Monday, May 9, 2016

Civil War Sentiments in the Appalachians


When the Civil War broke out in 1861, the Appalachian region was as divided as the country was. I found the research I did for my historical novel, Uprooted by War, set in the North Carolina mountains during this time, interesting.  For example, Cherokee, Haywood, Jackson, and Macon counties in North Carolina were divided near half and half into those who supported the Confederacy and those who supported the Union. This was true in much of the region.

Just across the state line in Eastern Tennessee, support grew overwhelmingly in favor of the North. The counties of Blount, Cocke, and Sevier had only 20% supporting the Confederacy and 80% who supported the Union. In fact, citizens there were so upset with Tennessee for going with the Confederacy that they started a movement to have Eastern Tennessee break off from the rest of the state and form their own state much the way West Virginia did.
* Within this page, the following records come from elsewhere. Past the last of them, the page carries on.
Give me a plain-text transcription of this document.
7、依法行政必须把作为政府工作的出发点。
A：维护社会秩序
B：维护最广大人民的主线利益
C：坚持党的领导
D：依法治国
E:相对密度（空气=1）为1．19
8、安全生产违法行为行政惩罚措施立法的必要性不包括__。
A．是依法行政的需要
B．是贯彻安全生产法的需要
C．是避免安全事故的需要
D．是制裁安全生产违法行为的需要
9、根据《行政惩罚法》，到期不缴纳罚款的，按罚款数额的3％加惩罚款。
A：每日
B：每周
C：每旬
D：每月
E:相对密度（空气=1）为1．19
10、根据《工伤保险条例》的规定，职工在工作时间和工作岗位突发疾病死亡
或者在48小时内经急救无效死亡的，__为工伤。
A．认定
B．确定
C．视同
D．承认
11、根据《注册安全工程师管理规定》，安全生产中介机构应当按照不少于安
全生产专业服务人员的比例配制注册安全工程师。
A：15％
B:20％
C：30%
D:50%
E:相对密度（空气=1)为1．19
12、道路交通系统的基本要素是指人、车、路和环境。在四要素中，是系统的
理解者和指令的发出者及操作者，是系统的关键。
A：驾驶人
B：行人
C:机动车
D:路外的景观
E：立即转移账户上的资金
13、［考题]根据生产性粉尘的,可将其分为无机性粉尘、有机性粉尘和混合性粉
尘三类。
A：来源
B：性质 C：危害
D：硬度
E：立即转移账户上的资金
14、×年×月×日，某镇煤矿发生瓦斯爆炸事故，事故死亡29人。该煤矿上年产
Many of these mountain-dwellers also saw the conflict as a rich man's war that expected the poor man to fight it for them. These people wanted little to do with the war, but of course this soon became impossible. Conscription (the draft), laws like the ones to make citizens give 10% of what they produced to the Confederacy, and the increasing shortage of available goods pulled everyone into the war.

Although Watauga County, North Carolina, where Luke Moretz's farm is located in my book, leaned more heavily toward supporting the Confederacy, Luke decides not to do that. To avoid being conscripted by the Confederates, he travels to East Tennessee to join the Union Army. After some skirmishes in that area, he's sent to Virginia where he's involved in some of the major battles. I tried to show the hardships of the Civil War for the mountain people without the novel becoming too depressing. The readers I've had so far tell me I did.

(All my profits go to scholarship fund for missionary children.)